Topological properties of definable sets in ordered Abelian groups of burden 2

TL;DR

This paper investigates the topological structure of definable sets in ordered Abelian groups of burden 2, revealing restrictions on their complexity and providing explicit examples of such groups with rich definable sets.

Contribution

It establishes new topological constraints for definable sets in burden 2 ordered Abelian groups and constructs explicit examples illustrating these properties.

Findings

Infinite discrete definable sets prevent certain dense-codense sets from existing.

In burden 2 structures, definable dense-codense sets imply the Independence Property.

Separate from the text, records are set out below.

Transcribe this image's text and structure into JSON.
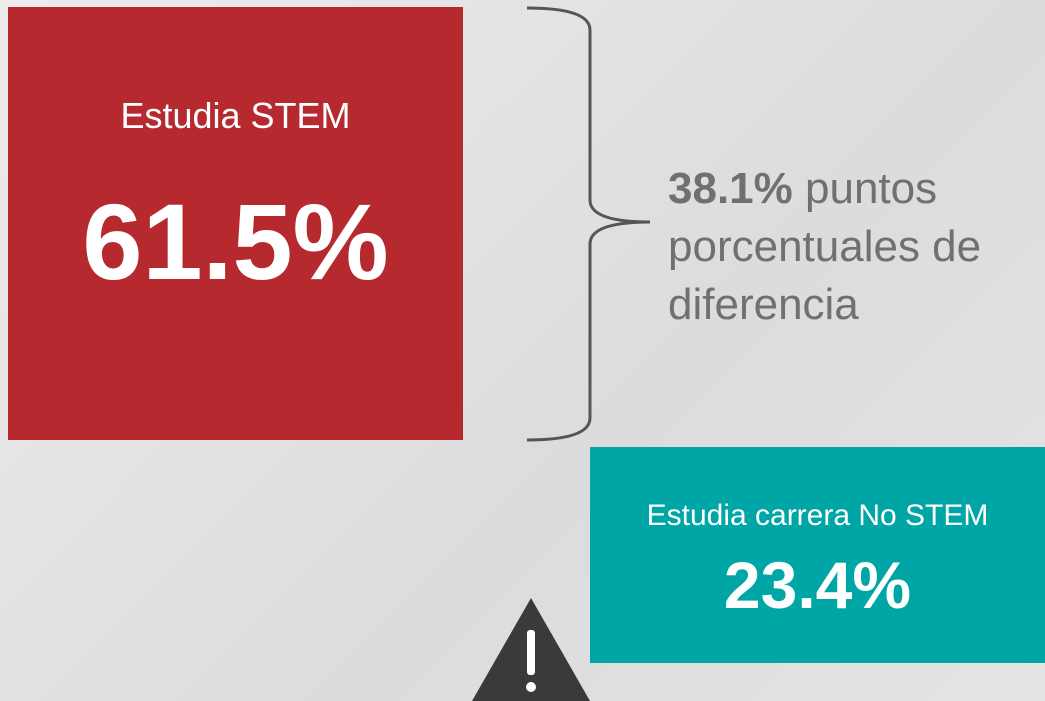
{
  "stem": {
    "label": "Estudia STEM",
    "value": "61.5%"
  },
  "difference": {
    "value": "38.1%",
    "text": "puntos porcentuales de diferencia"
  },
  "no_stem": {
    "label": "Estudia carrera No STEM",
    "value": "23.4%"
  }
}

An explicit example of a burden 2 ordered Abelian group with both discrete and dense-codense definable sets.

Abstract

We obtain some new results on the topology of unary definable sets in densely ordered Abelian groups of burden groups of burden 2. In the special case in which the structure has dp-rank 2, we show that the existence of an infinite definable discrete set precludes the definability of a set which is dense and codense in an interval, or of a set which is topologically like the Cantor middle-third set. If the structure has burden 2 and both an infinite discrete set D and a dense-codense set X are definable, then translates of X must witness the Independence Property. In the last section, an explicit example of an ordered Abelian group of burden 2 is given in which both an infinite discrete set and a dense-codense set are definable.